Predictive in vitro models are reshaping how researchers approach disease modelling, drug discovery and preclinical testing.

In a recent thought leadership webinar, Professor Martin Knight, Professor of Mechanobiology at Queen Mary University of London and Co-director of the Centre for Predictive in vitro Models, was joined by fellow Co-director Professor Hazel Screen, Professor of Biomedical Engineering, alongside Helena Rannikmae, Scientific Leader, Translational In Vitro Models at GlaxoSmithKline, and Emily Richardson, Biology Group Leader at CN Bio.

Together, they discussed how these models can move from innovation into routine use, and how collaboration across academia, industry, technology providers and regulators will be critical to reducing animal use and accelerating therapeutic delivery.

Professor Knight explained that predictive in vitro models cover a broad range of technologies, including organ-on-a-chip systems, organoids, spheroids, 3D tissue models and ex vivo tissue models. These platforms can support fundamental research and preclinical testing, offering more human-relevant approaches that may reduce reliance on animal studies while improving confidence in therapeutic development.

A central theme was translation. While organ-on-a-chip and organoid technologies have advanced significantly, their adoption in routine drug efficacy testing remains limited. According to Professor Knight, one major barrier is translational readiness. Many models developed in academic laboratories work well in specific settings but are not yet robust, scalable or accessible enough for wider industry use. Technological challenges, such as inline monitoring of key parameters without sacrificing the model, also remain important.
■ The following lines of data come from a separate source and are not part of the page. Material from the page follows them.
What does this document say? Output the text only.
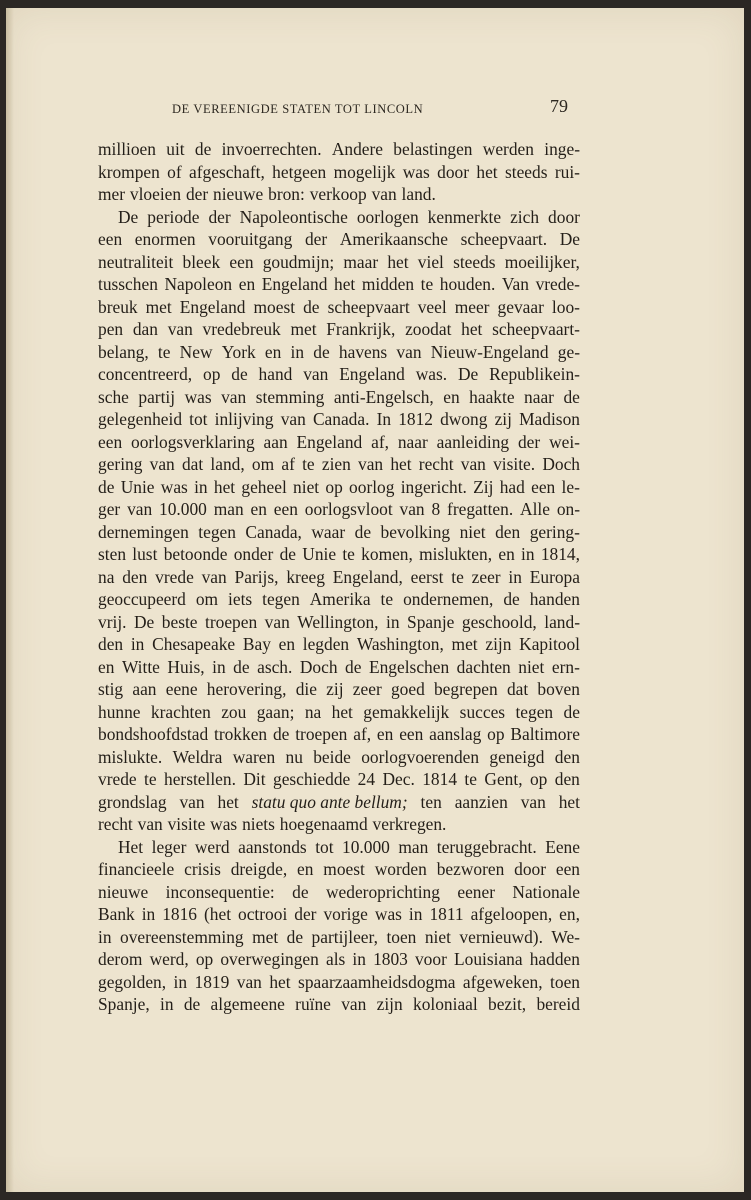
DE VEREENIGDE STATEN TOT LINCOLN	79
millioen uit de invoerrechten. Andere belastingen werden inge-
krompen of afgeschaft, hetgeen mogelijk was door het steeds rui-
mer vloeien der nieuwe bron: verkoop van land.
De periode der Napoleontische oorlogen kenmerkte zich door
een enormen vooruitgang der Amerikaansche scheepvaart. De
neutraliteit bleek een goudmijn; maar het viel steeds moeilijker,
tusschen Napoleon en Engeland het midden te houden. Van vrede-
breuk met Engeland moest de scheepvaart veel meer gevaar loo-
pen dan van vredebreuk met Frankrijk, zoodat het scheepvaart-
belang, te New York en in de havens van Nieuw-Engeland ge-
concentreerd, op de hand van Engeland was. De Republikein-
sche partij was van stemming anti-Engelsch, en haakte naar de
gelegenheid tot inlijving van Canada. In 1812 dwong zij Madison
een oorlogsverklaring aan Engeland af, naar aanleiding der wei-
gering van dat land, om af te zien van het recht van visite. Doch
de Unie was in het geheel niet op oorlog ingericht. Zij had een le-
ger van 10.000 man en een oorlogsvloot van 8 fregatten. Alle on-
dernemingen tegen Canada, waar de bevolking niet den gering-
sten lust betoonde onder de Unie te komen, mislukten, en in 1814,
na den vrede van Parijs, kreeg Engeland, eerst te zeer in Europa
geoccupeerd om iets tegen Amerika te ondernemen, de handen
vrij. De beste troepen van Wellington, in Spanje geschoold, land-
den in Chesapeake Bay en legden Washington, met zijn Kapitool
en Witte Huis, in de asch. Doch de Engelschen dachten niet ern-
stig aan eene herovering, die zij zeer goed begrepen dat boven
hunne krachten zou gaan; na het gemakkelijk succes tegen de
bondshoofdstad trokken de troepen af, en een aanslag op Baltimore
mislukte. Weldra waren nu beide oorlogvoerenden geneigd den
vrede te herstellen. Dit geschiedde 24 Dec. 1814 te Gent, op den
grondslag van het statu quo ante bellum; ten aanzien van het
recht van visite was niets hoegenaamd verkregen.
Het leger werd aanstonds tot 10.000 man teruggebracht. Eene
financieele crisis dreigde, en moest worden bezworen door een
nieuwe inconsequentie: de wederoprichting eener Nationale
Bank in 1816 (het octrooi der vorige was in 1811 afgeloopen, en,
in overeenstemming met de partijleer, toen niet vernieuwd). We-
derom werd, op overwegingen als in 1803 voor Louisiana hadden
gegolden, in 1819 van het spaarzaamheidsdogma afgeweken, toen
Spanje, in de algemeene ruïne van zijn koloniaal bezit, bereid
The panel highlighted why many promising pilots fail to become routine workflows. Models are often not refined to the level required by industry, particularly around reproducibility, robustness and clinical validation. To gain confidence among end users, models must use accessible materials and platforms, generate consistent data, demonstrate relevance to clinical outcomes and be designed around a clear context of use.

Professor Knight stressed that validation must be “fit for purpose.” The validation strategy should depend on the specific question the model is intended to answer. Disease models for therapeutic efficacy testing are often more complex than toxicity models used in safety testing, because disease biology may require multiple mechanistic readouts rather than a single endpoint. The guiding principle, he noted, should be to make models “as complex as needed and as simple as possible.”
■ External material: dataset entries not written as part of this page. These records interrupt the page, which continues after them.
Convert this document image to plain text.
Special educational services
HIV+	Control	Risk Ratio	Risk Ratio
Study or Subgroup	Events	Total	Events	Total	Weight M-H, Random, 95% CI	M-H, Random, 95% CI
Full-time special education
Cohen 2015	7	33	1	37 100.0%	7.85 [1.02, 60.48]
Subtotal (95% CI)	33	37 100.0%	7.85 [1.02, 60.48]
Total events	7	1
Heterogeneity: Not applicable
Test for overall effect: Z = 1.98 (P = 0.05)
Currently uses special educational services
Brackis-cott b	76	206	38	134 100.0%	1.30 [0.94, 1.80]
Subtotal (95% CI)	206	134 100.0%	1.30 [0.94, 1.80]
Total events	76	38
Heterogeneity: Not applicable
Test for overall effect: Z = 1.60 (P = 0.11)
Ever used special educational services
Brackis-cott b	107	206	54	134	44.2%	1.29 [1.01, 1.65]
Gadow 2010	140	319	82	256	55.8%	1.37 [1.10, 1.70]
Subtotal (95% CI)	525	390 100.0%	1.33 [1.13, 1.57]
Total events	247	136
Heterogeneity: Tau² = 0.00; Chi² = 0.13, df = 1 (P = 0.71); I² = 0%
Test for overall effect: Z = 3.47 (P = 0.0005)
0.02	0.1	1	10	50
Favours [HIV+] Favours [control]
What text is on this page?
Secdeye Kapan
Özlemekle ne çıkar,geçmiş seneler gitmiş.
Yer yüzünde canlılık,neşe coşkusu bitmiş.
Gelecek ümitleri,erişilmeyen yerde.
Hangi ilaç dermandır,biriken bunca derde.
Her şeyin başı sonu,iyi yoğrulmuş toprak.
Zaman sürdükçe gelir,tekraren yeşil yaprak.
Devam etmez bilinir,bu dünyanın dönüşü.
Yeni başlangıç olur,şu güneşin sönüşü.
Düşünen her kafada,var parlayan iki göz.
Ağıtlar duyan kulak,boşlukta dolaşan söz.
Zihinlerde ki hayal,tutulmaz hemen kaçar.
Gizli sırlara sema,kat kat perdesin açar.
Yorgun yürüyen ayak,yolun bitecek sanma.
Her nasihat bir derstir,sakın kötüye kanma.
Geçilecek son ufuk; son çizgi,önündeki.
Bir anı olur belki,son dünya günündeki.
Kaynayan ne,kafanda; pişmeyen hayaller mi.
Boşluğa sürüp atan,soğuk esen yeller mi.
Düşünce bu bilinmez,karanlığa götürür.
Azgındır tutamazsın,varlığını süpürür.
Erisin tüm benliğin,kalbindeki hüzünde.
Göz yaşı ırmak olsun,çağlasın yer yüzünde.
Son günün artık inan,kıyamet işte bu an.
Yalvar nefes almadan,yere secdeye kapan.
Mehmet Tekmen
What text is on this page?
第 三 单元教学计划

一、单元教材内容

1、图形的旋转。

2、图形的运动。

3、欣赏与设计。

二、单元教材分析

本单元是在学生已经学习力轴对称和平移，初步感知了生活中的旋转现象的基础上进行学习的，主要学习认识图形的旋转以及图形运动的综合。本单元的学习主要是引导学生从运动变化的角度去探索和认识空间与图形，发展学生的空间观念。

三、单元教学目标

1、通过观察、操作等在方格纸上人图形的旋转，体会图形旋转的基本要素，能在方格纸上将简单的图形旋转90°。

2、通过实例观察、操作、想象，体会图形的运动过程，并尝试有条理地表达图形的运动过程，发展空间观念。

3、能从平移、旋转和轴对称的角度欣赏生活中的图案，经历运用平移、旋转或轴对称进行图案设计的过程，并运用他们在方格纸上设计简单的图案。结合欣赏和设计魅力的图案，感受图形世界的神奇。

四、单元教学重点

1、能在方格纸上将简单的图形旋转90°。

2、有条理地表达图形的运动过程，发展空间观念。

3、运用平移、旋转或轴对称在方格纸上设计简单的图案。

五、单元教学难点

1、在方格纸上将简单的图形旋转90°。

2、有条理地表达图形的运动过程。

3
From an industry perspective, Rannikmae explained that large pharmaceutical companies are actively using predictive models to support decision-making in drug discovery and development. These models are being applied to improve mechanistic understanding, strengthen safety assessments and support earlier, more confident go/no-go decisions. However, she noted that safety applications are currently progressing faster than disease efficacy modelling because the context of use and endpoints are often clearer.

For disease modelling, Rannikmae emphasized that no single model is likely to answer every question. Instead, pharma often needs a set of carefully defined models, each addressing a narrow biological or mechanistic question. To expand adoption, developers must avoid overstating what models can do and instead provide evidence that a model recapitulates specific human biology for a defined purpose. Robustness, reproducibility, transferability and functional validation using reference compounds are all critical.
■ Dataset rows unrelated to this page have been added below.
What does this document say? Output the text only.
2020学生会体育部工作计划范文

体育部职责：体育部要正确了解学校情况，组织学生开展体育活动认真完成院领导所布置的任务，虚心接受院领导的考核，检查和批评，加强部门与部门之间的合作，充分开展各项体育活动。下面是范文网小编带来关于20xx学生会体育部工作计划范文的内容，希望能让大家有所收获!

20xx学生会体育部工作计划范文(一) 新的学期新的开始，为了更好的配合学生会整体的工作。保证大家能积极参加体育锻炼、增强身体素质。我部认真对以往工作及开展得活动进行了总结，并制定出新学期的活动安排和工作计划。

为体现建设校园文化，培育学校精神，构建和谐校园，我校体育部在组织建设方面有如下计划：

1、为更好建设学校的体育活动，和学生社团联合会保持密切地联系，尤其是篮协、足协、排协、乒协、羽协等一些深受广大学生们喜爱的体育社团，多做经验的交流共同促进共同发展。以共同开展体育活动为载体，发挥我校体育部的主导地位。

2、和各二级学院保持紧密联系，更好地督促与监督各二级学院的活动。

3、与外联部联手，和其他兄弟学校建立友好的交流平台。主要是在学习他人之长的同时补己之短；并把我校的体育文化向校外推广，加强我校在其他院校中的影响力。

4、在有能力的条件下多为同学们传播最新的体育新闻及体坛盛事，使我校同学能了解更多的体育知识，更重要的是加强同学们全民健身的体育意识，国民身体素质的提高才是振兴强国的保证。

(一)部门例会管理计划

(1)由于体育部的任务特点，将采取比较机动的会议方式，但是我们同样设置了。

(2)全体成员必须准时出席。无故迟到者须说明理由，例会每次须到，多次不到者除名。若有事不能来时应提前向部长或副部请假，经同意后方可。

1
The discussion also explored technical barriers, including material absorption, flow-driven responses and pharmacokinetic realism. Rannikmae noted that these limitations do not necessarily prevent model use, provided they are well characterized, controlled and interpretable. Combining in vitro data with in silico modelling, quantitative systems pharmacology and AI-driven approaches may help extend interpretation and manage complexity, although the field is still at an early stage.

Collaboration was identified as essential. Professor Knight noted that successful translation requires input from model developers, end users, technology providers, CROs, regulators, clinicians, bioengineers and disease experts. At Queen Mary’s Centre for Predictive in vitro Models, which he co-directs with Professor Screen, affiliates from more than 100 organizations are working across academia, pharma, SMEs, regulators, technology providers and the third sector to support wider adoption.

Richardson described how technology providers can help bridge the gap between innovation and application. CN Bio develops both organ-on-chip platforms and biological models, while also offering contract research services that allow customers to assess and access the technology without immediately bringing it in-house. She also highlighted the importance of working with CROs, academic groups and pharmaceutical partners to support onboarding, training, standardization and context-specific model development.

A further challenge is skills. Professor Knight pointed to a clear skills gap, with a need for scientists and engineers who can design, build, validate and apply complex in vitro models while understanding industry and regulatory requirements. Queen Mary is helping to address this through a Centre for Doctoral Training, which will train 60 PhD students, and through an MSc programme in organ-on-a-chip technology.

Overall, the discussion made clear that predictive in vitro models have significant potential to reduce.